Kévin pourrait-il être considéré comme complice de cette infraction ? La question ne se pose,
en réalité, pas puisque nous avons démontré que Kévin avait simplement assisté son grand-
père dans la commission des faits. Or, la complicité par aide ou assistance n’est sanctionnable
d’après l’article 121-7 al. 1er qu’en matière criminelle et délictuelle. Or, il s’agit ici d’une
contravention. Kévin ne pourra donc pas être reconnu complice.
L’histoire ne s’arrête cependant pas là, puisque José semble avoir d’autres problèmes.
José est en effet impliqué dans la destruction d’un stock de semences OGM, commise le 25
mars dernier. Pour lui cependant, son action est parfaitement justifiée au regard de la
dangerosité de telles cultures. Qu’en est-il réellement ?
Selon l’article 322-1 du C. pén. « La destruction, la dégradation ou la détérioration d’un bien
appartenant à autrui est punie de deux d’emprisonnement et de 30000 euros d’amende, sauf
s’il en est résulté qu’un dommage léger ».
Cette infraction suppose la destruction d’un bien. En l’espèce, José et ses amis ont détruit un
stock de semences OGM. Il s’agit donc bien d’un bien. En outre, ce bien doit appartenir à
autrui, ce qui est également le cas ici puisque ce stock n’appartient ni à José ni à ses amis,
mais à d’autres agriculteurs.
Au niveau de l’élément moral, il faut démontrer une intention puisque nous sommes en
matière délictuelle au vu des sanctions encourues. En l’espèce, José prétend que son acte est
justifié par la dangerosité des semences. Peut-il invoquer l’état de nécessité ?
D’après l’article 122-7 du C. pén. « N’est pas pénalement responsable la personne qui face à
un danger actuel ou imminent, qui menace elle-même, autrui ou un bien, accomplit un acte
nécessaire à la sauvegarde de la personne ou un bien, sauf s’il y a disproportion entre les
moyens employés et la gravité de la menace ». Or en l’espèce, l’effectivité du danger est
douteuse car on ne connaît pas exactement les effets des cultures OGM sur la santé de
l’homme ou des animaux. Si on retenait l’existence d’un danger, encore faudrait-il que ce
danger soit actuel ou imminent. En l’espèce, cela pourrait être le cas puisque les cultures ont
déjà été récoltées et sont stockées probablement dans l’attente d’être vendues. En outre, la
destruction totale du stock pourrait également sembler ni nécessaire ni disproportionnée, sauf
si l’existence d’un danger est admise. Notons surtout que la jurisprudence a déjà eu l’occasion
de se positionner en la matière et a refusé de retenir l’état de nécessité dans une affaire
similaire, dans laquelle les Faucheurs volontaires avaient détruit des champs de cultures OGM
(Cass. crim. 7 fév. 2007, D. 2007, jp. p. 1310). José a donc peu de chances de voir son
argumentaire aboutir.
En outre, selon l’article 322-3 1° du C. pén., les sanctions sont aggravées lorsque les faits sont
commis par plusieurs personnes agissant en qualité d’auteurs ou de complices, ce qui semble
être le cas puisqu’il nous est précisé que José a agi avec l’amicale des agriculteurs de la
Vallée de la Bruche. José encourt donc 5 ans d’emprisonnement et 75000 euros d’amende.

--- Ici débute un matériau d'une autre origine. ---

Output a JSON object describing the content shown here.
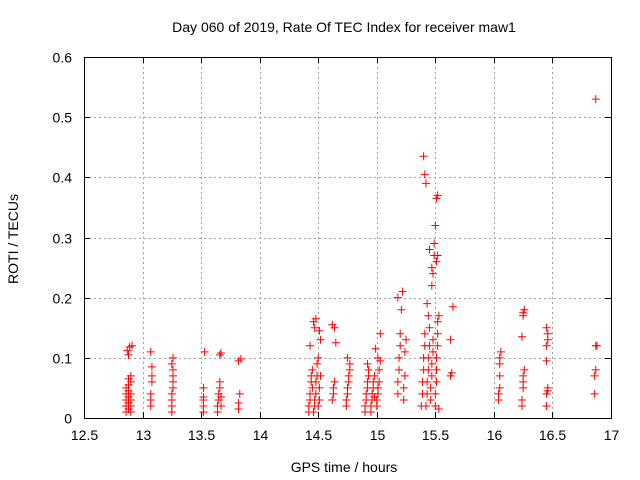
{
  "chart_data": {
    "type": "scatter",
    "title": "Day 060 of 2019, Rate Of TEC Index for receiver maw1",
    "xlabel": "GPS time / hours",
    "ylabel": "ROTI / TECUs",
    "xlim": [
      12.5,
      17
    ],
    "ylim": [
      0,
      0.6
    ],
    "x_ticks": [
      "12.5",
      "13",
      "13.5",
      "14",
      "14.5",
      "15",
      "15.5",
      "16",
      "16.5",
      "17"
    ],
    "y_ticks": [
      "0",
      "0.1",
      "0.2",
      "0.3",
      "0.4",
      "0.5",
      "0.6"
    ],
    "grid": true,
    "marker": "plus",
    "point_color": "#ff0000",
    "series": [
      {
        "points": [
          [
            12.86,
            0.01
          ],
          [
            12.86,
            0.02
          ],
          [
            12.86,
            0.03
          ],
          [
            12.86,
            0.04
          ],
          [
            12.86,
            0.05
          ],
          [
            12.88,
            0.015
          ],
          [
            12.88,
            0.025
          ],
          [
            12.88,
            0.035
          ],
          [
            12.88,
            0.045
          ],
          [
            12.88,
            0.055
          ],
          [
            12.88,
            0.065
          ],
          [
            12.9,
            0.01
          ],
          [
            12.9,
            0.02
          ],
          [
            12.9,
            0.03
          ],
          [
            12.9,
            0.04
          ],
          [
            12.9,
            0.06
          ],
          [
            12.9,
            0.07
          ],
          [
            12.87,
            0.112
          ],
          [
            12.89,
            0.118
          ],
          [
            12.91,
            0.12
          ],
          [
            12.88,
            0.105
          ],
          [
            13.07,
            0.02
          ],
          [
            13.07,
            0.03
          ],
          [
            13.07,
            0.04
          ],
          [
            13.08,
            0.06
          ],
          [
            13.08,
            0.07
          ],
          [
            13.07,
            0.11
          ],
          [
            13.08,
            0.085
          ],
          [
            13.25,
            0.01
          ],
          [
            13.25,
            0.02
          ],
          [
            13.25,
            0.03
          ],
          [
            13.25,
            0.04
          ],
          [
            13.26,
            0.05
          ],
          [
            13.26,
            0.06
          ],
          [
            13.26,
            0.07
          ],
          [
            13.26,
            0.08
          ],
          [
            13.25,
            0.09
          ],
          [
            13.26,
            0.1
          ],
          [
            13.52,
            0.01
          ],
          [
            13.52,
            0.02
          ],
          [
            13.52,
            0.03
          ],
          [
            13.52,
            0.035
          ],
          [
            13.52,
            0.05
          ],
          [
            13.53,
            0.11
          ],
          [
            13.64,
            0.01
          ],
          [
            13.64,
            0.02
          ],
          [
            13.65,
            0.03
          ],
          [
            13.65,
            0.04
          ],
          [
            13.66,
            0.05
          ],
          [
            13.66,
            0.06
          ],
          [
            13.67,
            0.02
          ],
          [
            13.67,
            0.035
          ],
          [
            13.66,
            0.105
          ],
          [
            13.67,
            0.108
          ],
          [
            13.82,
            0.015
          ],
          [
            13.82,
            0.025
          ],
          [
            13.83,
            0.04
          ],
          [
            13.84,
            0.098
          ],
          [
            13.82,
            0.095
          ],
          [
            14.42,
            0.01
          ],
          [
            14.42,
            0.02
          ],
          [
            14.43,
            0.03
          ],
          [
            14.43,
            0.04
          ],
          [
            14.44,
            0.06
          ],
          [
            14.44,
            0.07
          ],
          [
            14.45,
            0.08
          ],
          [
            14.45,
            0.05
          ],
          [
            14.43,
            0.12
          ],
          [
            14.46,
            0.01
          ],
          [
            14.47,
            0.02
          ],
          [
            14.47,
            0.03
          ],
          [
            14.48,
            0.04
          ],
          [
            14.48,
            0.06
          ],
          [
            14.49,
            0.07
          ],
          [
            14.49,
            0.09
          ],
          [
            14.5,
            0.1
          ],
          [
            14.47,
            0.15
          ],
          [
            14.46,
            0.16
          ],
          [
            14.48,
            0.165
          ],
          [
            14.5,
            0.02
          ],
          [
            14.51,
            0.03
          ],
          [
            14.51,
            0.05
          ],
          [
            14.52,
            0.07
          ],
          [
            14.52,
            0.13
          ],
          [
            14.51,
            0.145
          ],
          [
            14.62,
            0.03
          ],
          [
            14.63,
            0.04
          ],
          [
            14.63,
            0.05
          ],
          [
            14.64,
            0.06
          ],
          [
            14.62,
            0.155
          ],
          [
            14.64,
            0.15
          ],
          [
            14.65,
            0.125
          ],
          [
            14.74,
            0.02
          ],
          [
            14.74,
            0.03
          ],
          [
            14.75,
            0.04
          ],
          [
            14.75,
            0.05
          ],
          [
            14.76,
            0.06
          ],
          [
            14.76,
            0.07
          ],
          [
            14.77,
            0.08
          ],
          [
            14.75,
            0.1
          ],
          [
            14.77,
            0.09
          ],
          [
            14.9,
            0.01
          ],
          [
            14.9,
            0.02
          ],
          [
            14.91,
            0.03
          ],
          [
            14.91,
            0.04
          ],
          [
            14.92,
            0.05
          ],
          [
            14.92,
            0.06
          ],
          [
            14.93,
            0.07
          ],
          [
            14.93,
            0.08
          ],
          [
            14.92,
            0.09
          ],
          [
            14.95,
            0.01
          ],
          [
            14.95,
            0.02
          ],
          [
            14.96,
            0.03
          ],
          [
            14.96,
            0.04
          ],
          [
            14.97,
            0.05
          ],
          [
            14.97,
            0.06
          ],
          [
            14.98,
            0.07
          ],
          [
            14.98,
            0.035
          ],
          [
            15.0,
            0.02
          ],
          [
            15.0,
            0.03
          ],
          [
            15.01,
            0.04
          ],
          [
            15.01,
            0.05
          ],
          [
            15.02,
            0.06
          ],
          [
            15.02,
            0.08
          ],
          [
            15.01,
            0.1
          ],
          [
            15.03,
            0.095
          ],
          [
            15.03,
            0.14
          ],
          [
            14.99,
            0.115
          ],
          [
            15.18,
            0.04
          ],
          [
            15.18,
            0.06
          ],
          [
            15.19,
            0.08
          ],
          [
            15.19,
            0.1
          ],
          [
            15.2,
            0.12
          ],
          [
            15.2,
            0.14
          ],
          [
            15.18,
            0.2
          ],
          [
            15.21,
            0.18
          ],
          [
            15.22,
            0.21
          ],
          [
            15.23,
            0.03
          ],
          [
            15.23,
            0.05
          ],
          [
            15.24,
            0.07
          ],
          [
            15.24,
            0.11
          ],
          [
            15.25,
            0.13
          ],
          [
            15.38,
            0.02
          ],
          [
            15.39,
            0.04
          ],
          [
            15.39,
            0.06
          ],
          [
            15.4,
            0.08
          ],
          [
            15.4,
            0.1
          ],
          [
            15.41,
            0.12
          ],
          [
            15.41,
            0.14
          ],
          [
            15.4,
            0.435
          ],
          [
            15.41,
            0.405
          ],
          [
            15.42,
            0.39
          ],
          [
            15.42,
            0.02
          ],
          [
            15.43,
            0.04
          ],
          [
            15.43,
            0.06
          ],
          [
            15.44,
            0.08
          ],
          [
            15.44,
            0.1
          ],
          [
            15.45,
            0.12
          ],
          [
            15.45,
            0.15
          ],
          [
            15.44,
            0.17
          ],
          [
            15.43,
            0.19
          ],
          [
            15.45,
            0.28
          ],
          [
            15.46,
            0.03
          ],
          [
            15.46,
            0.05
          ],
          [
            15.47,
            0.07
          ],
          [
            15.47,
            0.09
          ],
          [
            15.48,
            0.11
          ],
          [
            15.48,
            0.13
          ],
          [
            15.47,
            0.22
          ],
          [
            15.48,
            0.24
          ],
          [
            15.47,
            0.25
          ],
          [
            15.49,
            0.27
          ],
          [
            15.49,
            0.29
          ],
          [
            15.5,
            0.32
          ],
          [
            15.5,
            0.02
          ],
          [
            15.5,
            0.04
          ],
          [
            15.51,
            0.06
          ],
          [
            15.51,
            0.08
          ],
          [
            15.51,
            0.1
          ],
          [
            15.52,
            0.12
          ],
          [
            15.52,
            0.14
          ],
          [
            15.51,
            0.26
          ],
          [
            15.52,
            0.27
          ],
          [
            15.51,
            0.365
          ],
          [
            15.52,
            0.37
          ],
          [
            15.52,
            0.16
          ],
          [
            15.53,
            0.17
          ],
          [
            15.53,
            0.015
          ],
          [
            15.63,
            0.07
          ],
          [
            15.64,
            0.075
          ],
          [
            15.63,
            0.13
          ],
          [
            15.65,
            0.185
          ],
          [
            16.04,
            0.03
          ],
          [
            16.04,
            0.04
          ],
          [
            16.05,
            0.05
          ],
          [
            16.05,
            0.07
          ],
          [
            16.05,
            0.09
          ],
          [
            16.05,
            0.1
          ],
          [
            16.06,
            0.11
          ],
          [
            16.24,
            0.02
          ],
          [
            16.24,
            0.03
          ],
          [
            16.25,
            0.05
          ],
          [
            16.25,
            0.06
          ],
          [
            16.25,
            0.07
          ],
          [
            16.26,
            0.08
          ],
          [
            16.24,
            0.135
          ],
          [
            16.25,
            0.17
          ],
          [
            16.25,
            0.175
          ],
          [
            16.26,
            0.18
          ],
          [
            16.45,
            0.02
          ],
          [
            16.45,
            0.04
          ],
          [
            16.46,
            0.045
          ],
          [
            16.46,
            0.05
          ],
          [
            16.45,
            0.095
          ],
          [
            16.45,
            0.12
          ],
          [
            16.46,
            0.13
          ],
          [
            16.46,
            0.14
          ],
          [
            16.45,
            0.15
          ],
          [
            16.86,
            0.04
          ],
          [
            16.86,
            0.07
          ],
          [
            16.87,
            0.08
          ],
          [
            16.87,
            0.12
          ],
          [
            16.88,
            0.12
          ],
          [
            16.87,
            0.53
          ]
        ]
      }
    ]
  }
}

Conclusion. José et Kévin sont tous les deux coupables d’une seule infraction. Ils encourent
donc chacun les peines prévues et mentionnées préalablement, toujours sous réserve des
dispositions spéciales applicables en droit des mineurs pour Kévin.

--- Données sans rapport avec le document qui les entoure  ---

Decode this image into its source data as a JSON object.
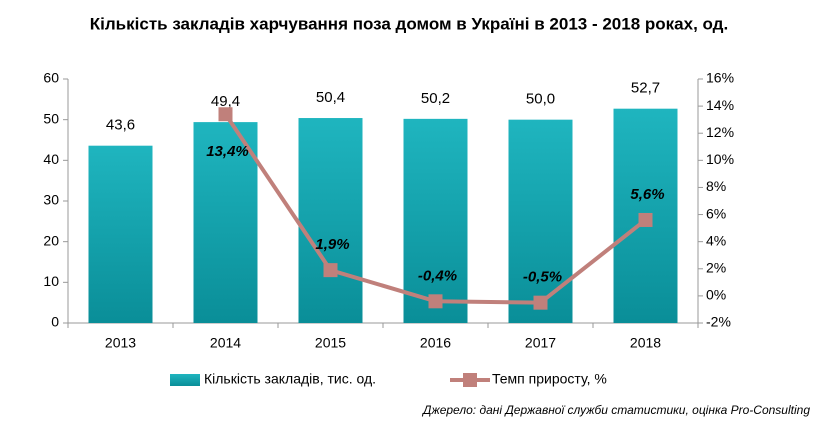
{
  "chart_data": {
    "type": "bar_line",
    "title": "Кількість закладів харчування поза домом в Україні в 2013 - 2018 роках, од.",
    "source": "Джерело: дані Державної служби статистики, оцінка Pro-Consulting",
    "categories": [
      "2013",
      "2014",
      "2015",
      "2016",
      "2017",
      "2018"
    ],
    "series": [
      {
        "name": "Кількість закладів, тис. од.",
        "color": "#0fa3ad",
        "type": "bar",
        "values": [
          43.6,
          49.4,
          50.4,
          50.2,
          50.0,
          52.7
        ],
        "value_labels": [
          "43,6",
          "49,4",
          "50,4",
          "50,2",
          "50,0",
          "52,7"
        ]
      },
      {
        "name": "Темп приросту, %",
        "color": "#c0807b",
        "type": "line",
        "axis": "y2",
        "values": [
          null,
          13.4,
          1.9,
          -0.4,
          -0.5,
          5.6
        ],
        "value_labels": [
          null,
          "13,4%",
          "1,9%",
          "-0,4%",
          "-0,5%",
          "5,6%"
        ]
      }
    ],
    "ylim": [
      0,
      60
    ],
    "yticks": [
      0,
      10,
      20,
      30,
      40,
      50,
      60
    ],
    "y2lim": [
      -2,
      16
    ],
    "y2ticks": [
      {
        "value": -2,
        "label": "-2%"
      },
      {
        "value": 0,
        "label": "0%"
      },
      {
        "value": 2,
        "label": "2%"
      },
      {
        "value": 4,
        "label": "4%"
      },
      {
        "value": 6,
        "label": "6%"
      },
      {
        "value": 8,
        "label": "8%"
      },
      {
        "value": 10,
        "label": "10%"
      },
      {
        "value": 12,
        "label": "12%"
      },
      {
        "value": 14,
        "label": "14%"
      },
      {
        "value": 16,
        "label": "16%"
      }
    ],
    "grid": false,
    "legend": "bottom"
  }
}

Tobias a cependant commis deux infractions : un vol aggravé pour lequel il encourt 7 ans
d’emprisonnement et 100000 euros d’amende et une contravention de 3ème classe pour laquelle
il encourt 450 euros d’amende. Il s’agit d’un cas de concours réel puisque Tobias a commis
une seconde infraction alors les premiers faits n’avaient pas encore été définitivement jugés.

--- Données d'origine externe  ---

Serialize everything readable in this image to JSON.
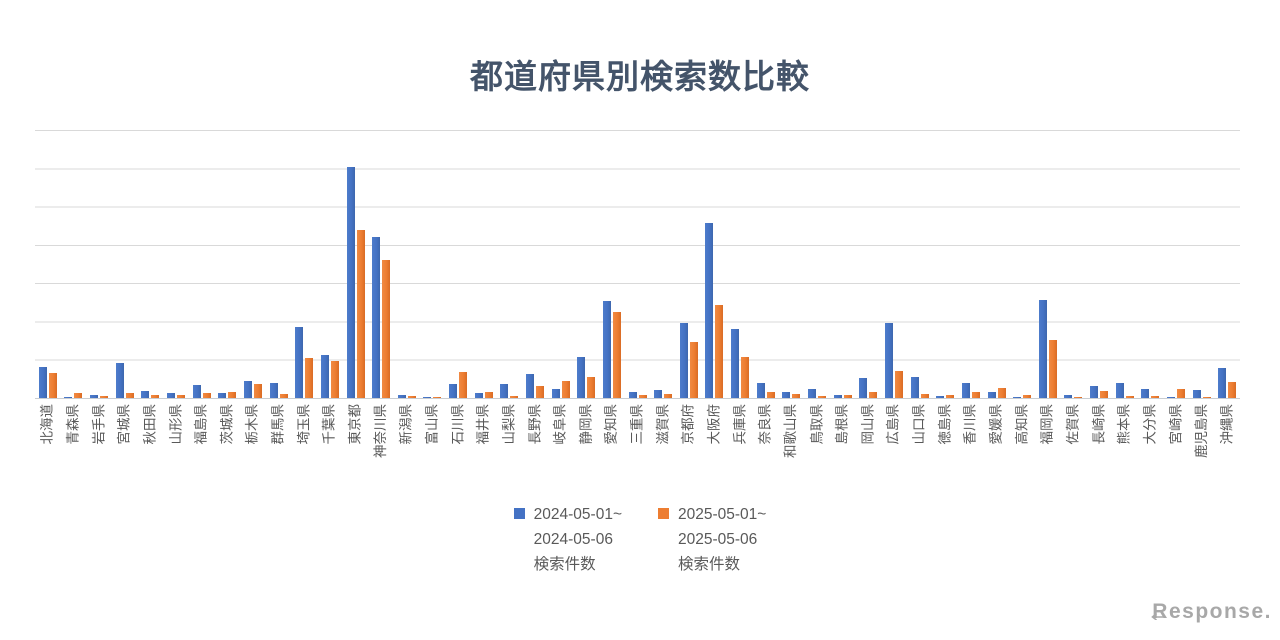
{
  "title": "都道府県別検索数比較",
  "watermark": "Response.",
  "colors": {
    "series_2024": "#4472C4",
    "series_2025": "#ED7D31",
    "title_text": "#44546A",
    "axis_text": "#595959",
    "gridline": "#D9D9D9"
  },
  "legend": [
    {
      "color": "#4472C4",
      "label_lines": [
        "2024-05-01~",
        "2024-05-06",
        "検索件数"
      ]
    },
    {
      "color": "#ED7D31",
      "label_lines": [
        "2025-05-01~",
        "2025-05-06",
        "検索件数"
      ]
    }
  ],
  "chart_data": {
    "type": "bar",
    "title": "都道府県別検索数比較",
    "xlabel": "",
    "ylabel": "",
    "y_axis": {
      "tick_labels_visible": false,
      "gridline_count": 8,
      "ylim_units": [
        0,
        7
      ],
      "note": "No numeric y labels are shown in the image; values below are estimated in gridline units (1.0 = one gridline interval)."
    },
    "legend_position": "bottom-center",
    "x_tick_label_rotation_deg": -90,
    "categories": [
      "北海道",
      "青森県",
      "岩手県",
      "宮城県",
      "秋田県",
      "山形県",
      "福島県",
      "茨城県",
      "栃木県",
      "群馬県",
      "埼玉県",
      "千葉県",
      "東京都",
      "神奈川県",
      "新潟県",
      "富山県",
      "石川県",
      "福井県",
      "山梨県",
      "長野県",
      "岐阜県",
      "静岡県",
      "愛知県",
      "三重県",
      "滋賀県",
      "京都府",
      "大阪府",
      "兵庫県",
      "奈良県",
      "和歌山県",
      "鳥取県",
      "島根県",
      "岡山県",
      "広島県",
      "山口県",
      "徳島県",
      "香川県",
      "愛媛県",
      "高知県",
      "福岡県",
      "佐賀県",
      "長崎県",
      "熊本県",
      "大分県",
      "宮崎県",
      "鹿児島県",
      "沖縄県"
    ],
    "series": [
      {
        "name": "2024-05-01~ 2024-05-06 検索件数",
        "color": "#4472C4",
        "values": [
          0.81,
          0.03,
          0.08,
          0.91,
          0.18,
          0.13,
          0.34,
          0.13,
          0.44,
          0.39,
          1.85,
          1.13,
          6.03,
          4.2,
          0.08,
          0.03,
          0.37,
          0.13,
          0.37,
          0.63,
          0.23,
          1.07,
          2.53,
          0.16,
          0.21,
          1.96,
          4.57,
          1.8,
          0.39,
          0.16,
          0.23,
          0.08,
          0.52,
          1.96,
          0.55,
          0.05,
          0.39,
          0.16,
          0.03,
          2.56,
          0.08,
          0.31,
          0.39,
          0.23,
          0.03,
          0.21,
          0.78
        ]
      },
      {
        "name": "2025-05-01~ 2025-05-06 検索件数",
        "color": "#ED7D31",
        "values": [
          0.65,
          0.13,
          0.05,
          0.13,
          0.08,
          0.08,
          0.13,
          0.16,
          0.37,
          0.1,
          1.04,
          0.96,
          4.39,
          3.6,
          0.05,
          0.03,
          0.68,
          0.16,
          0.05,
          0.31,
          0.44,
          0.55,
          2.25,
          0.08,
          0.1,
          1.46,
          2.43,
          1.07,
          0.16,
          0.1,
          0.05,
          0.08,
          0.16,
          0.7,
          0.1,
          0.08,
          0.16,
          0.26,
          0.08,
          1.51,
          0.03,
          0.18,
          0.05,
          0.05,
          0.23,
          0.03,
          0.42
        ]
      }
    ]
  }
}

Dans l’hypothèse dans laquelle Tobias serait jugé en un seul procès pour ces deux infractions,
il convient de se demander quelles sanctions pourront être prononcées à son encontre.
Notons au préalable qu’il pourra y avoir autant de déclarations de culpabilité qu’il y a
d’infractions différentes donc deux en l’espèce.
Enfin, d’après l’article 132-7 du C. pén., les peines en matière contraventionnelle peuvent se
cumuler avec les amendes prononcées pour crimes et délits en concours. En conséquence,
Tobias encourt 7 ans d’emprisonnement et 100 450 euros d’amende pour les faits commis.